Bryce Michael Wood proves equally resourceful and affecting as Theo, who comes across at first as something of an overgrown brat, particularly when interacting with Adele, who is played with brisk authority and understated tenderness by Morgan Siobhan Green. “Why don’t you get married or something? We don’t need you,” Theo tells his sister, when confronted about his idleness.
Theo later insists to his father, “I have never been lazy — I just didn’t wanta break my back for the man!” Blue is able to prey on this disaffection by regaling both Russell and Theo with promises to “drive ‘Mr. You Know Who’ out of Harlem,” referring to the white men who profit as their community remains impoverished.
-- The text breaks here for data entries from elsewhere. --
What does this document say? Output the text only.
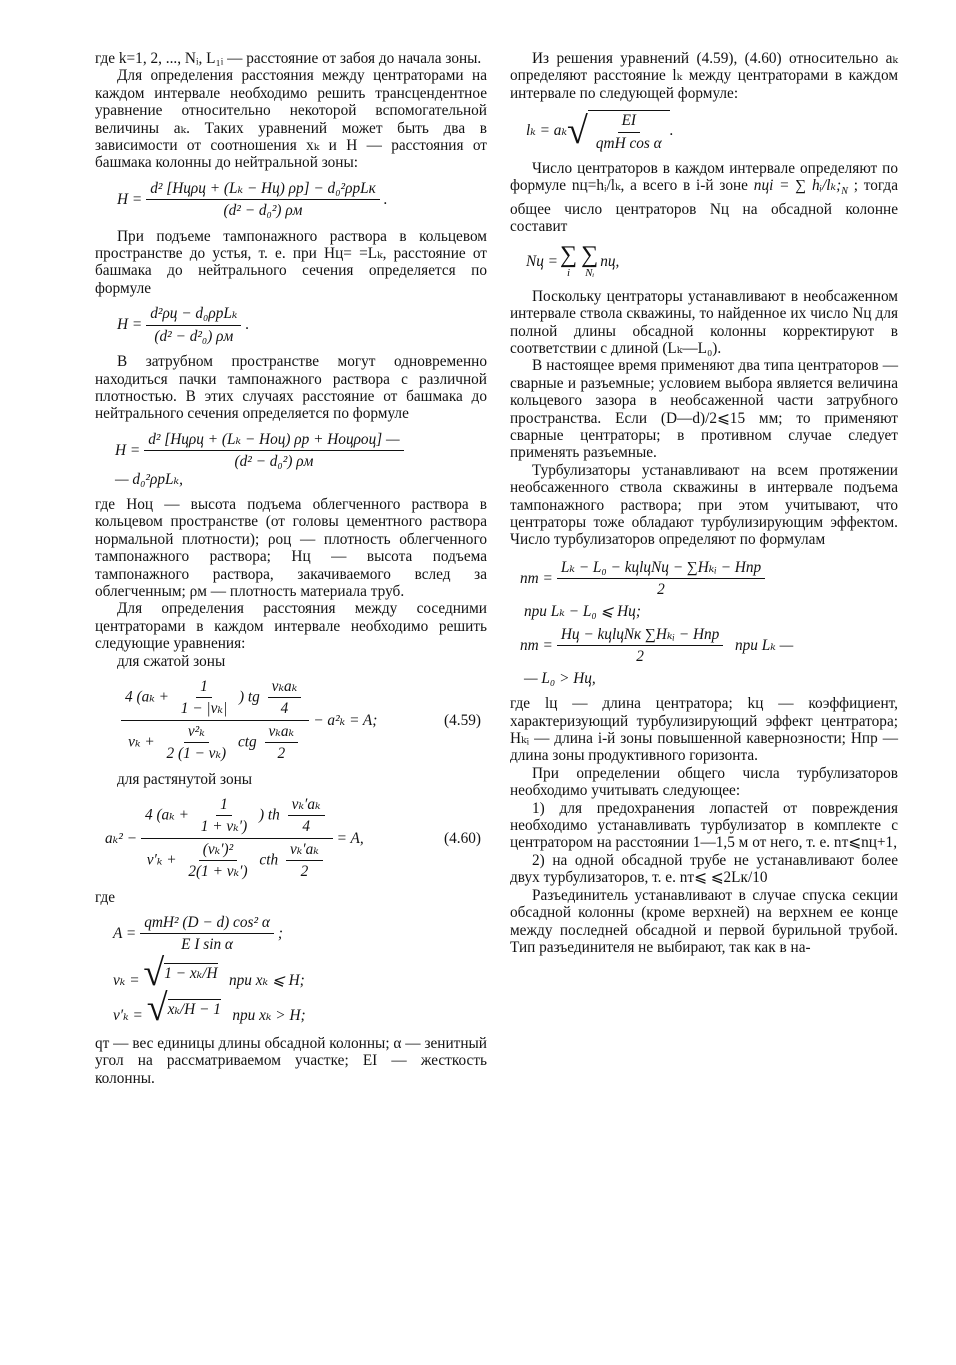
где k=1, 2, ..., Nᵢ, L₁ᵢ — расстояние от забоя до начала зоны.

Для определения расстояния между центраторами на каждом интервале необходимо решить трансцендентное уравнение относительно некоторой вспомогательной величины aₖ. Таких уравнений может быть два в зависимости от соотношения xₖ и H — расстояния от башмака колонны до нейтральной зоны:

$H = \frac{\text{d² [Hцρц + (Lₖ − Hц) ρр] − d₀²ρрLк}}{\text{(d² − d₀²) ρм}}$ .

При подъеме тампонажного раствора в кольцевом пространстве до устья, т. е. при Hц= =Lₖ, расстояние от башмака до нейтрального сечения определяется по формуле

$H = \frac{\text{d²ρц − d₀ρрLₖ}}{\text{(d² − d²₀) ρм}}$ .

В затрубном пространстве могут одновременно находиться пачки тампонажного раствора с различной плотностью. В этих случаях расстояние от башмака до нейтрального сечения определяется по формуле

$H = \frac{\text{d² [Hцρц + (Lₖ − Hоц) ρр + Hоцρоц] —}}{\text{(d² − d₀²) ρм}}$
— d₀²ρрLₖ,

где Hоц — высота подъема облегченного раствора в кольцевом пространстве (от головы цементного раствора нормальной плотности); ρоц — плотность облегченного тампонажного раствора; Hц — высота подъема тампонажного раствора, закачиваемого вслед за облегченным; ρм — плотность материала труб.

Для определения расстояния между соседними центраторами в каждом интервале необходимо решить следующие уравнения:

для сжатой зоны

$\frac{4 (a_k + \frac{1}{\text{1 − |vₖ|}} ) tg \frac{\text{vₖaₖ}}{4}}{v_k + \frac{\text{v²ₖ}}{\text{2 (1 − vₖ)}} ctg \frac{\text{vₖaₖ}}{2}} - a^2_k = A$;	(4.59)

для растянутой зоны

$a_k^2 - \frac{4 (a_k + \frac{1}{\text{1 + vₖ′)}} ) th \frac{\text{vₖ′aₖ}}{4}}{v'_k + \frac{\text{(vₖ′)²}}{\text{2(1 + vₖ′)}} cth \frac{\text{vₖ′aₖ}}{2}} = A$,	(4.60)

где

$A = \frac{\text{qтH² (D − d) cos² α}}{\text{E I sin α}}$ ;
vₖ = √ 1 − xₖ/H при xₖ ⩽ H;
v′ₖ = √ xₖ/H − 1 при xₖ > H;

qт — вес единицы длины обсадной колонны; α — зенитный угол на рассматриваемом участке; EI — жесткость колонны.

Из решения уравнений (4.59), (4.60) относительно aₖ определяют расстояние lₖ между центраторами в каждом интервале по следующей формуле:

lₖ = aₖ √ $\frac{EI}{\text{qтH cos α}}$ .

Число центраторов в каждом интервале определяют по формуле nц=hᵢ/lₖ, а всего в i-й зоне nцi = ∑ $hᵢ/l_k;_N$ ; тогда общее число центраторов Nц на обсадной колонне составит

Nц = ∑
i
∑
Nᵢ
nц,

Поскольку центраторы устанавливают в необсаженном интервале ствола скважины, то найденное их число Nц для полной длины обсадной колонны корректируют в соответствии с длиной (Lₖ—L₀).

В настоящее время применяют два типа центраторов — сварные и разъемные; условием выбора является величина кольцевого зазора в необсаженной части затрубного пространства. Если (D—d)/2⩽15 мм; то применяют сварные центраторы; в противном случае следует применять разъемные.

Турбулизаторы устанавливают на всем протяжении необсаженного ствола скважины в интервале подъема тампонажного раствора; при этом учитывают, что центраторы тоже обладают турбулизирующим эффектом. Число турбулизаторов определяют по формулам

nт = $\frac{\text{Lₖ − L₀ − kцlцNц − ∑Hₖᵢ − Hпр}}{2}$
при Lₖ − L₀ ⩽ Hц;
nт = $\frac{\text{Hц − kцlцNк ∑Hₖᵢ − Hпр}}{2}$
при Lₖ —
— L₀ > Hц,

где lц — длина центратора; kц — коэффициент, характеризующий турбулизирующий эффект центратора; Hₖᵢ — длина i-й зоны повышенной кавернозности; Hпр — длина зоны продуктивного горизонта.

При определении общего числа турбулизаторов необходимо учитывать следующее:

1) для предохранения лопастей от повреждения необходимо устанавливать турбулизатор в комплекте с центратором на расстоянии 1—1,5 м от него, т. е. nт⩽nц+1,

2) на одной обсадной трубе не устанавливают более двух турбулизаторов, т. е. nт⩽ ⩽2Lк/10

Разъединитель устанавливают в случае спуска секции обсадной колонны (кроме верхней) на верхнем ее конце между последней обсадной и первой бурильной трубой. Тип разъединителя не выбирают, так как в на-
The crooked and ultimately violent path offered by Blue does not provide a viable alternative, though. When Adele chides Theo for putting their dad at risk, he responds, “This whole place was built for him to die in — so you bite, you scratch, you kick — you do anything to stay alive!” Adele counters: “Yes, you bite! You scratch, you steal, you kick and you GET KILLED ANYWAY!”
By the end of “Ceremonies,” the two siblings are finally approaching a sort of truce; by then, unfortunately, it’s too late to avoid a devastating consequence — one that, in this fine production, surely stings as much as it did more than 55 years ago.